En una reciente encuesta hecha por la BBC, “Mulholland Dr.” ha sido elegida como la mejor película en lo que va del siglo. Saco del archivo una nota que escribí hace algunos años, cuando la cinta de David Lynch se estrenó en el Perú. Le he hecho algunos cambios y retoques.

Pese a ser uno de los realizadores clave de esta época, a David Lynch lo conocemos poco y mal en el Perú. Sólo se han estrenado “El hombre elefante”, “Duna”, “Terciopelo azul” y “Corazón salvaje”. Nunca llegaron Eraserhead”, “Fuego camina conmigo”, “Lost Highway”, la extraordinaria “The Straigh Story”, su obra maestra, ni “Inland Empire”.

“Mulholland Dr.” es sensual, compleja, por momentos hipnótica. Lynch es uno de esos directores que se mueve con seguridad por los mundos paralelos de la industria estadounidense y del cine de expresión personal. Sus cintas son pesadillas que nos llenan de estupefacción y se resisten a la interpretaciones unívocas.

Aquí, Lynch nos conduce al centro del mundo del oropel, en Hollywood. “Mulholland Dr.” es, junto con “The bad and the Beautiful”, de Vincente Minnelli, la gran película sobre Tinseltown, esa hoguera de las vanidades.

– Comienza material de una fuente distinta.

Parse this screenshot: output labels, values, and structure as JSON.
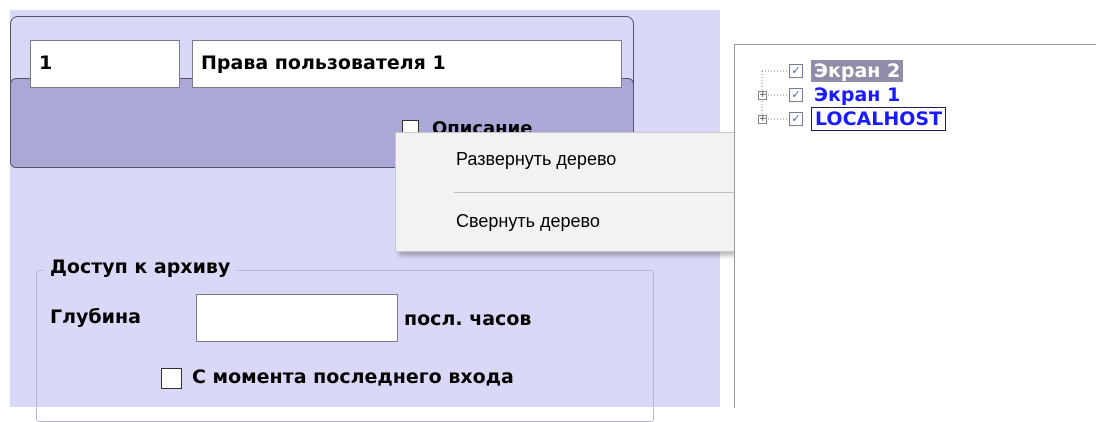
{
  "header": {
    "id_value": "1",
    "name_value": "Права пользователя 1",
    "hidden_checkbox_label": "Описание"
  },
  "context_menu": {
    "items": [
      "Развернуть дерево",
      "Свернуть дерево"
    ]
  },
  "archive_group": {
    "title": "Доступ к архиву",
    "depth_label": "Глубина",
    "depth_value": "",
    "depth_unit": "посл. часов",
    "since_last_login_label": "С момента последнего входа",
    "since_last_login_checked": false
  },
  "tree": {
    "items": [
      {
        "label": "Экран 2",
        "checked": true,
        "expandable": false,
        "selected": true
      },
      {
        "label": "Экран 1",
        "checked": true,
        "expandable": true,
        "selected": false
      },
      {
        "label": "LOCALHOST",
        "checked": true,
        "expandable": true,
        "selected": false
      }
    ]
  },
  "colors": {
    "panel_bg": "#d9d8f6",
    "inner_box_bg": "#a9a8d6",
    "tree_selected_bg": "#8f8da8",
    "tree_link_color": "#1a1aff"
  }
}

En la ciudad del simulacro confluyen los sueños de éxito de una joven rubia llegada de Canadá y de otra muchacha, morena y enigmática, que ha olvidado algunas cosas de su pasado. La rubia y la morena, arquetipos universales del cine, aluden en su apariencia, papeles y funciones a actrices del pasado como Lana Turner, Veronica Lake o Rita Hayworth. La rubia parece escapada de una comedia sofisticada mientras que la morena llega de un filme criminal renegrido: padece de amnesia, carga con una pasado inquietante, lleva una llave extraña y ha sido víctima de un accidente inexplicable.

Esas dos mujeres se conocen, se aman, intercambian identidades, parecen enloquecer, mueren y resucitan transformadas. En el camino descubren ser encarnaciones de personajes desaparecidos o acaso imaginados por guionistas y productores cinematográficos. Como “El halcón maltés”, están fabricadas con el material del que están hechos los sueños. Como el cine mismo. Al ser ilusorias, da igual que se llamen Camila, Betty, Rita o como sea.

No es casual que ” Mulholland Dr.” se ambiente en Hollywood, al que alguien llamó “fábrica de sueños”. Lynch muestra a esa fábrica produciendo simulacros. El “Club Silencio” los expresa mejor que nada: en su escenario se representa la pasión, el miedo, la fantasía y el artificio del musical. Es un espacio extraterritorial: se accede empleando la llave de los sueños. Y la salida es abrupta: la ilusión no es más que el dominio del playback. El cine no registra las apariencias de la realidad; las construye y las simula.

El nombre de la película evoca una topografía imaginaria que alude por igual al “Sunset Boulevard”, de Billy Wilder, como a los rincones de las novelas de Raymond Chandler. “Mulholland Dr.” es dos cintas en una, con partes diferenciadas. En la primera, los hechos ocurren como en un relato de suspenso que induce a preguntarnos por el motivo de las cosas. Hasta allí, todo se rige por la causalidad. Pero llega la segunda parte, o el otro lado de la representación, comandada por una lógica distinta e interpretada por otros personajes con los mismos rostros. La causalidad se quiebra y cada una de las partes se descubre como el sueño de la otra. El “filme negro” se pulveriza en un juego suprarrealista. “Gilda” transita por las vías de “La conchuela y el clérigo”, o por las del “Orfeo” de Jean Cocteau.

“Mulholland Dr.” está hecha bajo el influjo de tres grandes películas: “Persona” de Bergman, “Vértigo” de Hitchcock y, sobre todo, de “Celine et Julie vont en bateau”, de Jacques Rivette. En todas ellas el cine es un espejo sin fondo y un juego de roles. En él, los participantes o protagonistas no cesan de perder, recobrar, intercambiar y simular identidades.

“Mullholand Dr.” exige que nos abandonemos a ella para sentir sus ritmos, sensualidad y melodías. Apela a los sentidos y, al final, nos pide silencio.